RISK-RESISTANT

RISK-RESISTANT 2007-09-01 Staff Writer <quotation><italic></italic></quotation>France's world-famous Le Mans 24-hour car race is, as the name would suggest, a test of endurance. It is also, in at least equal measure, an examination of nerves. Two examples illustrate this well. In 1955

France's world-famous Le Mans 24-hour car race is, as the name would suggest, a test of endurance. It is also, in at least equal measure, an examination of nerves. Two examples illustrate this well. In 1955, a car driven by Pierre Levegh cartwheeled off the circuit and into the trackside crowd, killing Levegh and 80 spectators. Although this tragic incident led to a string of new safety measures being introduced, until 1970 the traditional “Le Mans start” prevailed. This involved drivers having to run to their cars and jump into the cockpit before they could turn the ignition, engage the gears and head full pelt for the first corner. Putting speed over safety, many drivers failed to first secure their safety harnesses.

Things are a little different now – the Le Mans start has thankfully been consigned to the past – but Le Mans would not be Le Mans without the frisson of danger. Hence, it follows that Anil Thadani, founder of Singapore-based pan-Asian private equity firm Symphony Capital Partners and a regular competitor in the “Le Mans Classic”, is a man well acquainted with risk. It's sobering to consider therefore, that Thadani, one of Asia's most experienced private equity investors, is less than comfortable with the risk of investing in the region over a typical private equity timeframe. Fear of coming to grief in a high-speed car race is, one might conclude, a less unsettling prospect for Thadani than short-term investing in Asia.

All of which helps to explain why Symphony recently listed a vehicle called Symphony International Holdings on the London Stock Exchange, in the process raising $200 million from the first IPO of a pan-Asian private equity firm. Institutional investors, family offices and high net worth individuals from the UK, Europe and the Middle East participated in the flotation, with Symphony's management buying shares worth $10 million.

The IPO's success was notable at a time when listings of other private equity firms and funds have been performing poorly in the after-market. For example, since listing on 27 June, global giant The Blackstone Group has seen the price of its units listed on the New York Stock Exchange trade consistently at around 20 percent below their issue price (despite a tripling of the group's profits in the second quarter of this year compared with the second quarter of 2006).

Perhaps the strong level of support for the Symphony IPO indicates a groundswell of investor opinion in accord with Thadani's belief that evergreen capital is the best way of seeking to dilute the impact of Asia's volatility. In a recent interview with hotelsmag.com, he reflected on the period from 1997 to 2003 as “the worst period we have ever had” [in Asia]. During that time, the region witnessed such stomach-churning events as: currency devaluations in Indonesia and Thailand; devastating bombings, including the 2002 Bali terror attack; SARS and bird flu outbreaks; and severe earthquakes.

Nor have the subsequent four years exactly been an oasis of calm and tranquillity by comparison. In December 2004, the infamous tsunami devastated much of South Asia, while many of the perils mentioned above, such as disease and terrorism, have continued to cast their shadow.

It is important to note at this point that Symphony perhaps has more reason than most private equity firms to be sensitive to risk given that it targets consumer-oriented businesses. For example, Thadani co-founded Amanresorts, a luxury spa and wellness resort in Thailand in 1987. An investment in Minor International, a leisure and lifestyle company in Bangkok, has reportedly been the firm's most successful bet to date. Just the sort of businesses, in other words, that might be considered highly vulnerable to temporary shocks to the economic system.
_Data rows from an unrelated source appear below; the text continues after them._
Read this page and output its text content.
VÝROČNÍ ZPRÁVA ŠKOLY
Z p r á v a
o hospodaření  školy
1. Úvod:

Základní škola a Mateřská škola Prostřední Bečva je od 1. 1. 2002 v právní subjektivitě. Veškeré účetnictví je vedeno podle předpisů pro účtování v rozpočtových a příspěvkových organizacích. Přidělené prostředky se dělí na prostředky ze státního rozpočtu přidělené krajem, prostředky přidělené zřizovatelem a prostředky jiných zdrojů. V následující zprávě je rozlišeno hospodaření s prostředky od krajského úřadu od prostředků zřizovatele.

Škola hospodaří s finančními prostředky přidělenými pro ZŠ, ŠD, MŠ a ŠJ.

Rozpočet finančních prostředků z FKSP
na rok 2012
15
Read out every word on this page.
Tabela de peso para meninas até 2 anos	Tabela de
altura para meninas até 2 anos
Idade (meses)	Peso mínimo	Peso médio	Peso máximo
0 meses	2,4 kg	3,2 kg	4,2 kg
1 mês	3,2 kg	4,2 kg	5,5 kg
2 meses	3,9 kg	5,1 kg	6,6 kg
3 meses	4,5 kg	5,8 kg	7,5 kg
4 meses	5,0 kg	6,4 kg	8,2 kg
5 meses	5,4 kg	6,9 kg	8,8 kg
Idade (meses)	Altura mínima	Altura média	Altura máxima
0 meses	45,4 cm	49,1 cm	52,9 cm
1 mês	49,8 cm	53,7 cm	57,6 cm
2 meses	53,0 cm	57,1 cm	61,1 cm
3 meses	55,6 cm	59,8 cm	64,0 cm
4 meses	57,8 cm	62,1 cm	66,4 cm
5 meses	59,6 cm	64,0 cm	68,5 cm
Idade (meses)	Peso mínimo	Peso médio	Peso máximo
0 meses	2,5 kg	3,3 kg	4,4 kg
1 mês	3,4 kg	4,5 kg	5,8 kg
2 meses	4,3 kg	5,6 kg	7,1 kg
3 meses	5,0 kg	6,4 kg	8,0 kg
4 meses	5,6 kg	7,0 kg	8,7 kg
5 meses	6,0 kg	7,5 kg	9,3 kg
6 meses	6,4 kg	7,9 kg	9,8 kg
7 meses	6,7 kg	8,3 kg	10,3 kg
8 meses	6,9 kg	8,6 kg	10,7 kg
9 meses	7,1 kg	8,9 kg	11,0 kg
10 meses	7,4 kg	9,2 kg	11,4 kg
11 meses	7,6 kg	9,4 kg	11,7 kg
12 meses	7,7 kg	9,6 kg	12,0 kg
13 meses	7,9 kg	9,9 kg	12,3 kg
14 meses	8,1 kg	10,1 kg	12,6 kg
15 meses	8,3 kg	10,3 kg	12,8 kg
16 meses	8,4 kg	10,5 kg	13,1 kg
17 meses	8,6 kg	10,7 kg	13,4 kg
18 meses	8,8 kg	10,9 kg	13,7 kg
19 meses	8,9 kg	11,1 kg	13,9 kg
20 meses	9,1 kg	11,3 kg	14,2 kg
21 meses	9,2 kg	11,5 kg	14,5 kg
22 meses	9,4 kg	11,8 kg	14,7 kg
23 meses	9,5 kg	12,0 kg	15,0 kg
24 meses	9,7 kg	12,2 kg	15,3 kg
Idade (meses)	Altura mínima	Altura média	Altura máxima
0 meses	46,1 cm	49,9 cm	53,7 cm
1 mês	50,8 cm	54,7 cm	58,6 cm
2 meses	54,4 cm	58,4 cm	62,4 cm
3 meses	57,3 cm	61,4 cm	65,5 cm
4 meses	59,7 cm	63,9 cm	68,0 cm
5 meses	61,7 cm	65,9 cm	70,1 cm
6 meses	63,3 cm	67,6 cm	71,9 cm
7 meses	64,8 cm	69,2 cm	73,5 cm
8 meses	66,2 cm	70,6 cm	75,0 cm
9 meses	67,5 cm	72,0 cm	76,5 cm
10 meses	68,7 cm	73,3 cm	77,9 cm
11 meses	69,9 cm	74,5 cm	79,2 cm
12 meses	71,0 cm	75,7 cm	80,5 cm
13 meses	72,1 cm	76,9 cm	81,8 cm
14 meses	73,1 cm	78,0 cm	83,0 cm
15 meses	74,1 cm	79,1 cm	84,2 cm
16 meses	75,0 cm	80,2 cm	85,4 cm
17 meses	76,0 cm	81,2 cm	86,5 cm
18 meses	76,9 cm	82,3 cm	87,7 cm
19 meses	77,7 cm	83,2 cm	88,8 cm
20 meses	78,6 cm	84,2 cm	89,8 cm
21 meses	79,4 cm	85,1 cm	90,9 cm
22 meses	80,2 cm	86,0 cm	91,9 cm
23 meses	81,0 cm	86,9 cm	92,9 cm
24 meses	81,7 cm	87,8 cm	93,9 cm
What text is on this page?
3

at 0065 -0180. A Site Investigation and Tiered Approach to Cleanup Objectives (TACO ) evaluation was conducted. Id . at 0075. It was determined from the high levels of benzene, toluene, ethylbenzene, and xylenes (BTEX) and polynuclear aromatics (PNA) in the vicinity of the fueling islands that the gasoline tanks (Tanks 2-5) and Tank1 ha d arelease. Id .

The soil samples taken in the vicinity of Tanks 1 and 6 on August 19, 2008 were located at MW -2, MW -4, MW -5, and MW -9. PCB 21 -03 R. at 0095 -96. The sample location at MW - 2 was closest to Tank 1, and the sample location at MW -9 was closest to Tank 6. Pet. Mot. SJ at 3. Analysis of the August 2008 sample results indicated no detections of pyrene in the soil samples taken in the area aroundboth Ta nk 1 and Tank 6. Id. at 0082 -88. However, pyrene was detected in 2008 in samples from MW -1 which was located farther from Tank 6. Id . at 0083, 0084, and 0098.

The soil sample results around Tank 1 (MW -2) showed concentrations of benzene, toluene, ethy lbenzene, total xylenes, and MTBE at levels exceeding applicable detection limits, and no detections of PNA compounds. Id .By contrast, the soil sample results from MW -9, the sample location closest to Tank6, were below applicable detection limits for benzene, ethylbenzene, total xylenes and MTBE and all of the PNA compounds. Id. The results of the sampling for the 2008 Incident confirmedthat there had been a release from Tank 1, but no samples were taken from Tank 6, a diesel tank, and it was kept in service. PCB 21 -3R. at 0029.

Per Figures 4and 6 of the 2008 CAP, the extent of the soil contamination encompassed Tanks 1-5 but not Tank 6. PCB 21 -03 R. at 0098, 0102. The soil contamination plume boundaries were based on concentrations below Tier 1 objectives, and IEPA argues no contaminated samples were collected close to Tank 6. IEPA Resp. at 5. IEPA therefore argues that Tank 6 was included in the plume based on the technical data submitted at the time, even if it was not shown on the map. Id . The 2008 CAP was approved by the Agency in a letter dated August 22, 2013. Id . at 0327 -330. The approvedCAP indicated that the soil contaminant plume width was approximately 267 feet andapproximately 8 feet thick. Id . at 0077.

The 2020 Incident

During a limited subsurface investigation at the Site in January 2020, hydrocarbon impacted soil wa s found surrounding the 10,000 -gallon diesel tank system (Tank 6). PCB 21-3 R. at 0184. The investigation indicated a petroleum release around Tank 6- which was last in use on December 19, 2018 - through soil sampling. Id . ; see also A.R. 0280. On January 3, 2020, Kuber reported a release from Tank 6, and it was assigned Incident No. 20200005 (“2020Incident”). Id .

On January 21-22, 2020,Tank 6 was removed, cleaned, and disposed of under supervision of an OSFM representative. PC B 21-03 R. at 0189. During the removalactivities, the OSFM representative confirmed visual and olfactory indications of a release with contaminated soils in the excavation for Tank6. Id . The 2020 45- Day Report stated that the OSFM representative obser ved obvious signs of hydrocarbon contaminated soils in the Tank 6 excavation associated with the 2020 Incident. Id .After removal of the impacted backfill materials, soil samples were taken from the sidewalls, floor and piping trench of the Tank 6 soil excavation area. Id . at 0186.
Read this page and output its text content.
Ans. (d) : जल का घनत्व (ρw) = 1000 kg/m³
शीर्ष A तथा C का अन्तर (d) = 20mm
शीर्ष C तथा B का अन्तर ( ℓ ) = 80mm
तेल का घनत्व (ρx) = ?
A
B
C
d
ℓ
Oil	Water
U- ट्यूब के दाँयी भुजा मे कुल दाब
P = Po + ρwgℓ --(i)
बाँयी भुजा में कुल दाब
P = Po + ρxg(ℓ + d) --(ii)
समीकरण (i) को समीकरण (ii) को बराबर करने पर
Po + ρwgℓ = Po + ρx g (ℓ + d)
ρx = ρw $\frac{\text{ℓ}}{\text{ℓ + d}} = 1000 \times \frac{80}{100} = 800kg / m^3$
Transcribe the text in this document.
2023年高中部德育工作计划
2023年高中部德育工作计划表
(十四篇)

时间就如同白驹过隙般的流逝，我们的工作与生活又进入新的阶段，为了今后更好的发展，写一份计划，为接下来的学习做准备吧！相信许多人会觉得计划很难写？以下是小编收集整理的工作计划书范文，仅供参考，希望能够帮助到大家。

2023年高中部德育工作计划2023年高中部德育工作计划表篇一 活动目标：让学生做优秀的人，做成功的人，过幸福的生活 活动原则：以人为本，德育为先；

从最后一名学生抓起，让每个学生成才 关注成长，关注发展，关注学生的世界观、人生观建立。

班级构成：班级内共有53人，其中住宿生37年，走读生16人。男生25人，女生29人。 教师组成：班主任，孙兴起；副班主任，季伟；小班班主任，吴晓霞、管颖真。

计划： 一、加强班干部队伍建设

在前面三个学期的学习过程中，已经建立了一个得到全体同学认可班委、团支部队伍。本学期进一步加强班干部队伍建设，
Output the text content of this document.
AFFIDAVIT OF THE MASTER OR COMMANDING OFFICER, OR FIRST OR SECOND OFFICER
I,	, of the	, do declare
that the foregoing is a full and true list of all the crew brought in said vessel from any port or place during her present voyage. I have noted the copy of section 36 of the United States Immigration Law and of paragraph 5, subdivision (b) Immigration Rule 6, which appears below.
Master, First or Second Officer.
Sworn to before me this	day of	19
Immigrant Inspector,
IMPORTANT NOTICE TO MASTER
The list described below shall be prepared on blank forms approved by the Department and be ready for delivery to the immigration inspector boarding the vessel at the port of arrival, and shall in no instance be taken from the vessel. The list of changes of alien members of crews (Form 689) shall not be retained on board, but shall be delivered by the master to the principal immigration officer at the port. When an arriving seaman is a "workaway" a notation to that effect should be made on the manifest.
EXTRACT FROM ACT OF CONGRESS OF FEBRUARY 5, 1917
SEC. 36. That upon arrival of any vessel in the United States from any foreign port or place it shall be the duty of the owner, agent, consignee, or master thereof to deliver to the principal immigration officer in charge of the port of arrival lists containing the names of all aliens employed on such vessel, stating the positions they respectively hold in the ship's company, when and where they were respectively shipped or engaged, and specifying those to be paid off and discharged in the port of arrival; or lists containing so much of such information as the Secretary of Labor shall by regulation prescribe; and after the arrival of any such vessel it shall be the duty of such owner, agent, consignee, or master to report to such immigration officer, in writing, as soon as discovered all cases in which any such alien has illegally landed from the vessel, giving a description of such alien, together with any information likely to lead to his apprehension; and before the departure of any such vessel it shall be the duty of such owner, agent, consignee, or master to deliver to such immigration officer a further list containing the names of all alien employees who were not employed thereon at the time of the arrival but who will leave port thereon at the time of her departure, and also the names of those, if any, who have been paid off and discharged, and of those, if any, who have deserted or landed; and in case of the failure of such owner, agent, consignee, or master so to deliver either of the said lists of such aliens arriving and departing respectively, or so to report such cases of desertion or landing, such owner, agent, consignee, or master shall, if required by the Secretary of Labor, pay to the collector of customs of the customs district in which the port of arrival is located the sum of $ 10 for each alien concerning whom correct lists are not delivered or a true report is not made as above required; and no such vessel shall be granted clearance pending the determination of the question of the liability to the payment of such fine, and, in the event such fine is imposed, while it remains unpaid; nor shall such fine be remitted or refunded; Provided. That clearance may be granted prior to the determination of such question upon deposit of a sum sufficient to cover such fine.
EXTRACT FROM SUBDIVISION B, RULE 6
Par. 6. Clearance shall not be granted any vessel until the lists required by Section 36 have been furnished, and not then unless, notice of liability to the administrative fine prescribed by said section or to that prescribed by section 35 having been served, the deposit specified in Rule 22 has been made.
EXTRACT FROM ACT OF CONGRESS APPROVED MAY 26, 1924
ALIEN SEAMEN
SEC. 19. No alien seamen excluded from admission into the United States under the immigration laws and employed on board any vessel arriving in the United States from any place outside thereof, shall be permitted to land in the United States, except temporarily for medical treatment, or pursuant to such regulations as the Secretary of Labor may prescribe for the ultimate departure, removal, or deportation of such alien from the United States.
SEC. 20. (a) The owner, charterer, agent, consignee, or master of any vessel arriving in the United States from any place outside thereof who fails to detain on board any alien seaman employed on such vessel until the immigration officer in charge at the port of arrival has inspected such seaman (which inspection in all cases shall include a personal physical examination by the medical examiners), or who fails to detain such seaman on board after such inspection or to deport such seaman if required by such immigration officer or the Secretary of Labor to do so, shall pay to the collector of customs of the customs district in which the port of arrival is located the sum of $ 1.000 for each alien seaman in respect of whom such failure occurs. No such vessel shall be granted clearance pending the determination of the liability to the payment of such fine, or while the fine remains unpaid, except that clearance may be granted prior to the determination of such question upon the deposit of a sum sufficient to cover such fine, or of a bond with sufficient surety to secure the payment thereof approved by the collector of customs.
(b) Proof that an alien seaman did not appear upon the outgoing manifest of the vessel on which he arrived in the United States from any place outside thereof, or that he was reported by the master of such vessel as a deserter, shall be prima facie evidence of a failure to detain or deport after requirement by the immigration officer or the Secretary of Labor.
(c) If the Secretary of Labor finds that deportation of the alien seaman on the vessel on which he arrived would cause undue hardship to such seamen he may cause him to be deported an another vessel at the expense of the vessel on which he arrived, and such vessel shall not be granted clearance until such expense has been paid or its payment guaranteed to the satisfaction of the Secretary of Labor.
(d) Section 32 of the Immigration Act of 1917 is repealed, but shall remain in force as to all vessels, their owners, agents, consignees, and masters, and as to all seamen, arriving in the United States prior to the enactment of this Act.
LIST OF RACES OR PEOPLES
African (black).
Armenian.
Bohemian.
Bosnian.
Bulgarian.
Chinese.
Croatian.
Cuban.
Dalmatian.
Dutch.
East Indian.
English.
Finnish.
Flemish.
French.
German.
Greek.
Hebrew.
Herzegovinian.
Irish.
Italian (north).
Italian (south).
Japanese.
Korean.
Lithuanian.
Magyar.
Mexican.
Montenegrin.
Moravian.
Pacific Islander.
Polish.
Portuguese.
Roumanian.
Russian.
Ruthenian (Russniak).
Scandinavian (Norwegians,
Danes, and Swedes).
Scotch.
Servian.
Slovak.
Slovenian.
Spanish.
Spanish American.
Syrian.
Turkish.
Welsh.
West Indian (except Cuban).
It's also pertinent to consider that concerns about Asian risk go somewhat against the grain these days. Long considered a bleeding edge investment destination, many observers claim that the region is now characterised by increasing stability and that any future shocks are more likely to emanate from outside rather than within the region (a view reinforced by the current credit crunch, with its origins in the US sub-prime market, but which wreaked havoc on stock markets around the world, Asia included).

But Thadani apparently has a mission to make Symphony “Asia's Berkshire Hathaway”. And as far as he's concerned, that's not something to be undertaken without first making absolutely sure the safety harness has been fastened.